The ESR is a compulsory part of the Handicapping System in Ireland. The aim of the ESR is to provide fair handicaps for golfers whose scoring patterns show that they are in a period of rapid improvement. This can occur, for example, where a beginner or junior golfer is rapidly improving, where a player’s circumstances have changed allowing them to play more competitive golf or where an initial handicap allocation has been made based on limited information available on a new member’s golfing ability and requires realignment.
The ESR works as follows. When a player returns a qualifying score of 4 better than CSS or more in a calendar year this triggers an initial ESR marker. An ESR calculation will be made the next time the player returns a qualifying score of 4 below CSS or better. This second qualifying score will also set a new trigger for any subsequent return of another low score when the count within the ESR process would be repeated.

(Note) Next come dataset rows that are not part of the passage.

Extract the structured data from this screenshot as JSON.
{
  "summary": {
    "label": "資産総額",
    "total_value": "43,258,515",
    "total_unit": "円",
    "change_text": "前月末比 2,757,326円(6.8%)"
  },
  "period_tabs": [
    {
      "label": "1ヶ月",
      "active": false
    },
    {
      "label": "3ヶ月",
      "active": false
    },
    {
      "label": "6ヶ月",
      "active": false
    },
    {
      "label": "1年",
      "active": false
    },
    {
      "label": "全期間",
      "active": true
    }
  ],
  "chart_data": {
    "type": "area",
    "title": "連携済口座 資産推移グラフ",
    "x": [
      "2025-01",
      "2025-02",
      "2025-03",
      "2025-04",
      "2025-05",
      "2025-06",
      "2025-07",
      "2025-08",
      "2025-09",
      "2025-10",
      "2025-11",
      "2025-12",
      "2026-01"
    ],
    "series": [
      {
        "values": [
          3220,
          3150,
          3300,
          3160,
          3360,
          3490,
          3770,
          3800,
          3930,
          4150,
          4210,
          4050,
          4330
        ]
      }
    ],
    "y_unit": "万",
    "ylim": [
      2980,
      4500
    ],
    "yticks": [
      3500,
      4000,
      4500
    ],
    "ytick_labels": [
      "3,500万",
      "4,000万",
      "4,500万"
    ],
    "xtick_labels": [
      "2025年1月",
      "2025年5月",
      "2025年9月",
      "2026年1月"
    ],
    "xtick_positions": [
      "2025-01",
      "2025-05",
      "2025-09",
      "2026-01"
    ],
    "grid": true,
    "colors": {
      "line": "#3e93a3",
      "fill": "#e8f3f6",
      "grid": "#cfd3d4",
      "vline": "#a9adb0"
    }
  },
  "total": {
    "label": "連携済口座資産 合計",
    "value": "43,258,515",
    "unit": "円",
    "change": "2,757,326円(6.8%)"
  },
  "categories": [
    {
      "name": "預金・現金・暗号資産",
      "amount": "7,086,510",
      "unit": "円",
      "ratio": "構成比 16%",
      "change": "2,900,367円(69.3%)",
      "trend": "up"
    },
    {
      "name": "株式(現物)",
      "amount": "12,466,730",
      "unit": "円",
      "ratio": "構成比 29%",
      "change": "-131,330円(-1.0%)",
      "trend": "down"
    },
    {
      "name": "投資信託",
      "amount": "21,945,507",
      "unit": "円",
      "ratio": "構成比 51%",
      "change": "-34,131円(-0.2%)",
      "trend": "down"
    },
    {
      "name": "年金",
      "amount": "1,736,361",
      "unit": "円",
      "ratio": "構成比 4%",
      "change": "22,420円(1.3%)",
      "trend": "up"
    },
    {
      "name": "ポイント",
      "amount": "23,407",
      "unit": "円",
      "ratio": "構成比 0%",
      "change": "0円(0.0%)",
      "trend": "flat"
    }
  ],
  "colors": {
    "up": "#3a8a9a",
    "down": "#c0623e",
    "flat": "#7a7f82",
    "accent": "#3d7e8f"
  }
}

The handicap reduction is calculated in accordance to the table below:
EXCEPTIONAL SCORING HANDICAP REDUCTION TABLE
|Number of Qualifying Scores in the Sequence|
|Average of the two low Qualifying Scores Nett Differentials||4 or less||5 to 9||10 or more|
|– 4.0 to – 5.0||1 stroke||0.5 stroke||No change|
|– 5.5 to – 9.5||2 strokes||1 stroke||0.5 stroke|
|– 10 or better||3 strokes||2 strokes||2 strokes|
Nett Differential refers to the difference between the competition scratch score (CSS) and the player’s nett score (as adjusted by the UHS).
The Exceptional Scoring Reduction does not apply to Category 1 handicaps (5.4 or below.
An ESR will be restricted where it would reduce a Category 2 player into Category 1. Handicap reductions in such situations will only be able to reduce a Player’s Handicap to 5.5.
Application of the Exceptional Scoring Handicap Reduction Table
Example 1 :
• A player with an Exact Handicap of 18.6 returns a sequence of Nett Differentials -4, 8, 7, 5,11, 3, -7, ending after the last score with a CONGU®UHS calculated Exact Handicap of 15.6, Playing Handicap 16
• The first -4 Nett Differential returned triggers the ESR process
• The -7 Nett Differential initiates an ESR calculation
• The number of rounds in the sequence is 7
• The average Nett Differential of the two Exceptional Scores returned is -5.5
• From the above Exceptional Score Reduction Table a further ESR of 1 stroke is recommended to the Handicap Committee for consideration
• If applied by the Handicap Committee this would further reduce the player’s CONGU® Exact Handicap to 14.6, Playing Handicap 15
• A player of Exact Handicap 7.8 has the same Nett Differentials as in Example 1 above and his CONGU® UHS calculated Exact Handicap at the end of the sequence was 6.1.
• The ESR process would recommend a further reduction of 1 stroke to that applied
• However this would reduce the player’s handicap to 5.1 so the ESR process would adjust to recommend a 0.6 stroke reduction taking the player to the lower limit of Category 2, i.e. a revised CONGU® Handicap of 5.5.